Entre todas as aves, espalhou-se a notícia de uma festa no céu. Todas


as aves compareceriam e começaram a fazer inveja aos animais e
outros bichos da terra incapazes de voo.

Imaginem quem foi dizer que ia também à festa... O Sapo! Logo ele,
pesadão e nem sabendo dar uma carreira, seria capaz de aparecer
naquelas alturas. Pois o Sapo disse que tinha sido convidado e que ia
sem dúvida nenhuma. Os bichos só faltaram morrer de rir. Os
pássaros, então, nem se fala!

O Sapo tinha seu plano. Na véspera, procurou o Urubu e deu uma


prosa boa, divertindo muito o dono da casa. Depois disse:
— Bem, camarada Urubu, quem é coxo parte cedo e eu vou indo,
porque o caminho é comprido.

O Urubu respondeu:

— Você vai mesmo?

— Se vou? Até lá, sem falta!

Em vez de sair, o Sapo deu uma volta, entrou na camarinha do Urubu


e, vendo a viola em cima da cama, meteu-se dentro, encolhendo-se
todo.

O Urubu, mais tarde, pegou na viola, amarrou-a a tiracolo e bateu


asas para o céu, rru-rru-rru...

Chegando ao céu, o Urubu arriou a viola num canto e foi procurar as


outras aves. O Sapo botou um olho de fora e, vendo que estava
sozinho, deu um pulo e ganhou a rua, todo satisfeito.
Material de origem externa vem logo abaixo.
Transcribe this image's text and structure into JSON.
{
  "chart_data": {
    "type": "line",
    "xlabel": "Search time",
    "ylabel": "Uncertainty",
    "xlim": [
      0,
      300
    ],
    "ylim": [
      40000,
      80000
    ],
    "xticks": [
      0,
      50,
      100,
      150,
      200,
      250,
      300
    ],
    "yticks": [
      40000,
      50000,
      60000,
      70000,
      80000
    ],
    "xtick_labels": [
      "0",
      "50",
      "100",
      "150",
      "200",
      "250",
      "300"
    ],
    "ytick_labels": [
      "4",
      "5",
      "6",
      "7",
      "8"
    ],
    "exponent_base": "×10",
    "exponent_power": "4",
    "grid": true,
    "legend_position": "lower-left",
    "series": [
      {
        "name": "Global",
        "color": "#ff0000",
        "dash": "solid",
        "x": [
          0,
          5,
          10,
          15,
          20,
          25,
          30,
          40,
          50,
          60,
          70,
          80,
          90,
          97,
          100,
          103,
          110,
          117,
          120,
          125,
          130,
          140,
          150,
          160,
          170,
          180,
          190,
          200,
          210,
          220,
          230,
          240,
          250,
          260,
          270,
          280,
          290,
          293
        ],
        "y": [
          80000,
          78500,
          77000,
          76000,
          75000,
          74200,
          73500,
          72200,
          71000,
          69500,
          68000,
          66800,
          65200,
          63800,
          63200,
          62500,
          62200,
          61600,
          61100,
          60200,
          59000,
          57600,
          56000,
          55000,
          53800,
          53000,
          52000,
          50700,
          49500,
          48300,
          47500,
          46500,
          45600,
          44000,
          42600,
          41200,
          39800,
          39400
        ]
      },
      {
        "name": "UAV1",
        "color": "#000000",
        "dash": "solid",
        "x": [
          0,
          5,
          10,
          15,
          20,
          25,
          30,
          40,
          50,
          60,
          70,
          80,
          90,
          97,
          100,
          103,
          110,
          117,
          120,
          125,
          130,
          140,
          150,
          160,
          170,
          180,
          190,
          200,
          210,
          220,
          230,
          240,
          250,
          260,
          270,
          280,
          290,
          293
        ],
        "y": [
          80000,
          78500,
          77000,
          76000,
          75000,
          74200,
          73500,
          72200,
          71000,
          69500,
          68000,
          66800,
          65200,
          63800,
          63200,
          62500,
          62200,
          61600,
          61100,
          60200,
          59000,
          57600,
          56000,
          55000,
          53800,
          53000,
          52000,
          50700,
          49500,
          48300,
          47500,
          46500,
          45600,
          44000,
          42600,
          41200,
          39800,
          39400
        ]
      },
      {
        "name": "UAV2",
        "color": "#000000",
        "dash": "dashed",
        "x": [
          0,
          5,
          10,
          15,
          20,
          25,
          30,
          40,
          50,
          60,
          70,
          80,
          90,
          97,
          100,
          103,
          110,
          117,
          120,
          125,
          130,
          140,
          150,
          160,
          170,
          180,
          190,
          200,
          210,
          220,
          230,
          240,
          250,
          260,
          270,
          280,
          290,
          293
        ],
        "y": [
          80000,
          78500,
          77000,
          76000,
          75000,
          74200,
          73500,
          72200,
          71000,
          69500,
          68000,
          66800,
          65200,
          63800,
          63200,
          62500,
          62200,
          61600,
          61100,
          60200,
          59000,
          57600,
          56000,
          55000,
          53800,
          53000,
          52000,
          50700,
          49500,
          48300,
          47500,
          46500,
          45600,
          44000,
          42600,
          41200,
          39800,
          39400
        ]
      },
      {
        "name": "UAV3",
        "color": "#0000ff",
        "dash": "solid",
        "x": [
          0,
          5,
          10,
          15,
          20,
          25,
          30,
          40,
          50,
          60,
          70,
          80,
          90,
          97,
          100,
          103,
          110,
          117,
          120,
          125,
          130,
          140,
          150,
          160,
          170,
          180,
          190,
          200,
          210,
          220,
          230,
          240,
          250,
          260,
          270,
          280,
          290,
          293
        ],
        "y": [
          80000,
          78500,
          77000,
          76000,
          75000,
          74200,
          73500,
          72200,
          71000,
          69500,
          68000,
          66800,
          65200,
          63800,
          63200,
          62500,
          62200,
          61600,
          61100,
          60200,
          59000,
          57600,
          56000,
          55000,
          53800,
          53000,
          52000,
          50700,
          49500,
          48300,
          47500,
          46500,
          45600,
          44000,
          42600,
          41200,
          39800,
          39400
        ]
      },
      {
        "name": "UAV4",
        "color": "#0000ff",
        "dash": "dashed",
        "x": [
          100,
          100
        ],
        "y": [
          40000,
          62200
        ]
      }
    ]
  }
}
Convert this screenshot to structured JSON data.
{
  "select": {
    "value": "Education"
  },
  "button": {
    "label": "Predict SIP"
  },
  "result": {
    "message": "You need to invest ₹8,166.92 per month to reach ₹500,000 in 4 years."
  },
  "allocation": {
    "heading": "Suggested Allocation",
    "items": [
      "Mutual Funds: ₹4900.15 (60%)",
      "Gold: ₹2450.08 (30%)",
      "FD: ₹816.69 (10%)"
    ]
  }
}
Nem queiram saber o espanto que as aves tiveram, vendo o Sapo


pulando no céu! Perguntaram, perguntaram, mas o Sapo só fazia
conversa mole. A festa começou e o Sapo tomou parte de grande.
Pela madrugada, sabendo que só podia voltar do mesmo jeito da
vinda, mestre Sapo foi-se esgueirando e correu para onde o Urubu se
havia hospedado. Procurou a viola e acomodou-se, como da outra
feita.

O sol saindo, acabou-se a festa e os convidados foram voando, cada


um no seu destino. O Urubu agarrou a viola e tocou-se para a Terra,
rru-rru-rru...

Ia pelo meio do caminho, quando, numa curva, o Sapo mexeu-se e o


Urubu, espiando para dentro do instrumento, viu o bicho lá no escuro,
todo curvado, feito uma bola.

— Ah! camarada Sapo! É assim que você vai à festa no céu? Deixe de
ser confiado...!

E, naquelas lonjuras, emborcou a viola. O Sapo despencou-se para


baixo que vinha zunindo. E dizia, na queda:

— Béu-Béu! Se desta eu escapar, nunca mais bodas no céu!

E vendo as serras lá embaixo:

— Arreda pedra, senão eu te rebento!


Bateu em cima das pedras como um jenipapo, espapaçando-se todo.
Ficou em pedaços. Nossa Senhora, com pena do Sapo, juntou todos
os pedaços e o Sapo voltou à vida de novo.

Por isso o Sapo tem o couro todo cheio de remendos.